Parmi les voix qui se sont élevées pour féliciter cette posture citoyenne, celle de Monsieur Bopole Fataki, chef du village Kukundeku, dans la chefferie Bari-Logo, s’est faite entendre avec clarté.
> « L’heure n’est pas à la distraction, mais à l’unité pour reconstruire le Haut-Uélé », a déclaré le chef coutumier, saluant la maturité et la conscience collective démontrées par les habitants.
Cette déclaration intervient dans un contexte où de nombreux leaders traditionnels et communautaires appellent à la cohésion et au travail, comme piliers du redressement de cette province du nord-est de la République démocratique du Congo.
Alors que certains groupes tentaient encore de mobiliser autour d’actions de protestation sans véritable fondement, la réponse des populations, notamment à Isiro, montre une volonté croissante de tourner la page des divisions stériles et d’investir dans l’avenir.

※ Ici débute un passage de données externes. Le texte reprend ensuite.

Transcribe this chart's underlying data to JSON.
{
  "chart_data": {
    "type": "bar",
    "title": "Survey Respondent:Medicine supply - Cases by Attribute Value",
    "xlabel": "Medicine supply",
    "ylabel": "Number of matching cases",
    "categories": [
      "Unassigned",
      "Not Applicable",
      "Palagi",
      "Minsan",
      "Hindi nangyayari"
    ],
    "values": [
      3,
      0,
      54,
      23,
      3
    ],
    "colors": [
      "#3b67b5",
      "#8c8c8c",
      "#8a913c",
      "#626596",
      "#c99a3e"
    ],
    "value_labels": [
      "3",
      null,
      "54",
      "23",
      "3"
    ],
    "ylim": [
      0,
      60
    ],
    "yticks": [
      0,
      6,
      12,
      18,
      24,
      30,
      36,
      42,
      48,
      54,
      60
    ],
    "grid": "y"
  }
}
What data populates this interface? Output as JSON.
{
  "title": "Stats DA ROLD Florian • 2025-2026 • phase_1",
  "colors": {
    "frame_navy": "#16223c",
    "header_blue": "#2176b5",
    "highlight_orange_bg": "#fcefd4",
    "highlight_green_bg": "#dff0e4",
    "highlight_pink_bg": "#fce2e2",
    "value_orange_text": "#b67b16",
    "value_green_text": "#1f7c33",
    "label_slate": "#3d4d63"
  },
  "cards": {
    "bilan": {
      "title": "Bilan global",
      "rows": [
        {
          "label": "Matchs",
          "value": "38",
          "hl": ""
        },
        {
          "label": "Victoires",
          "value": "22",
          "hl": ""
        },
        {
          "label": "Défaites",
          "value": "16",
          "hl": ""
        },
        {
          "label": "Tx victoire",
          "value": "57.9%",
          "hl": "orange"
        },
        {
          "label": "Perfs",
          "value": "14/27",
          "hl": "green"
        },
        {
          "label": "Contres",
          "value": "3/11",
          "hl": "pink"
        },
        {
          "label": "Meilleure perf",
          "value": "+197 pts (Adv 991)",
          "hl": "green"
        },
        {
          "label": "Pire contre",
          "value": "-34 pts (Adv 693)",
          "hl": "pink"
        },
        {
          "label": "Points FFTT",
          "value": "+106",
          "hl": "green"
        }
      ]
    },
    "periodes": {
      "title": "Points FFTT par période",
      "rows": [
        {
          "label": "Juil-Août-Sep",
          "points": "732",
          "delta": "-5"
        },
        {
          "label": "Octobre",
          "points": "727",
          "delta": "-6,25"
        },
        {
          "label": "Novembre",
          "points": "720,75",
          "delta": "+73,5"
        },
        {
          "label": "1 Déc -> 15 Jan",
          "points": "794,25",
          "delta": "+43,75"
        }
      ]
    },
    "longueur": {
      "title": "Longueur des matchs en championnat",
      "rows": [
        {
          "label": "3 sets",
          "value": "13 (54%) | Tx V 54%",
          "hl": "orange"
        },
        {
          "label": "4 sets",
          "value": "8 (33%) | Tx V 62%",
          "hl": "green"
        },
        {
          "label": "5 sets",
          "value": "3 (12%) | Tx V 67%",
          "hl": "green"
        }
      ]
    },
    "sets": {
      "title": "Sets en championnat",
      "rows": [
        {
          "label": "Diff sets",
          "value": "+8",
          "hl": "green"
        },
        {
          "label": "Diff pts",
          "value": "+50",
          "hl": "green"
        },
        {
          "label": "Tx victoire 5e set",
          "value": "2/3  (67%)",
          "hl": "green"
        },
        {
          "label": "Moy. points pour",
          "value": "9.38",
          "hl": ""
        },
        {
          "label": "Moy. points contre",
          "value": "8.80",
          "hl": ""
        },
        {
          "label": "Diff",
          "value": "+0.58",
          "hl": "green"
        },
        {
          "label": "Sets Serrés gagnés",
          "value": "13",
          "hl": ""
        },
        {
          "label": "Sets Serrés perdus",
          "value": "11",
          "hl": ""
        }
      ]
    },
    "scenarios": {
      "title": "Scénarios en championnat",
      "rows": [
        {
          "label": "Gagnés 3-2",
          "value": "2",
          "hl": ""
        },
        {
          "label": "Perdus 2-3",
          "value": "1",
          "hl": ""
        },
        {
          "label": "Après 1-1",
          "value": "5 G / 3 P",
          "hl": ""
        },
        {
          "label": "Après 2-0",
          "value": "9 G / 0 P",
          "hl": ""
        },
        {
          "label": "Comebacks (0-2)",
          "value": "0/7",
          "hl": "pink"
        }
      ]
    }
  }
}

Monsieur Bopole Fataki exhorte par ailleurs les autorités locales, provinciales et nationales à accompagner cette dynamique positive à travers des initiatives concrètes de développement, en mettant l’accent sur l’agriculture, l’éducation, la santé et les infrastructures.
La chefferie Bari-Logo, à l’instar d’autres entités rurales du Haut-Uélé, souhaite ainsi s’inscrire dans une logique de résilience, d’autonomisation et de progrès, portée par ses leaders traditionnels et sa jeunesse engagée.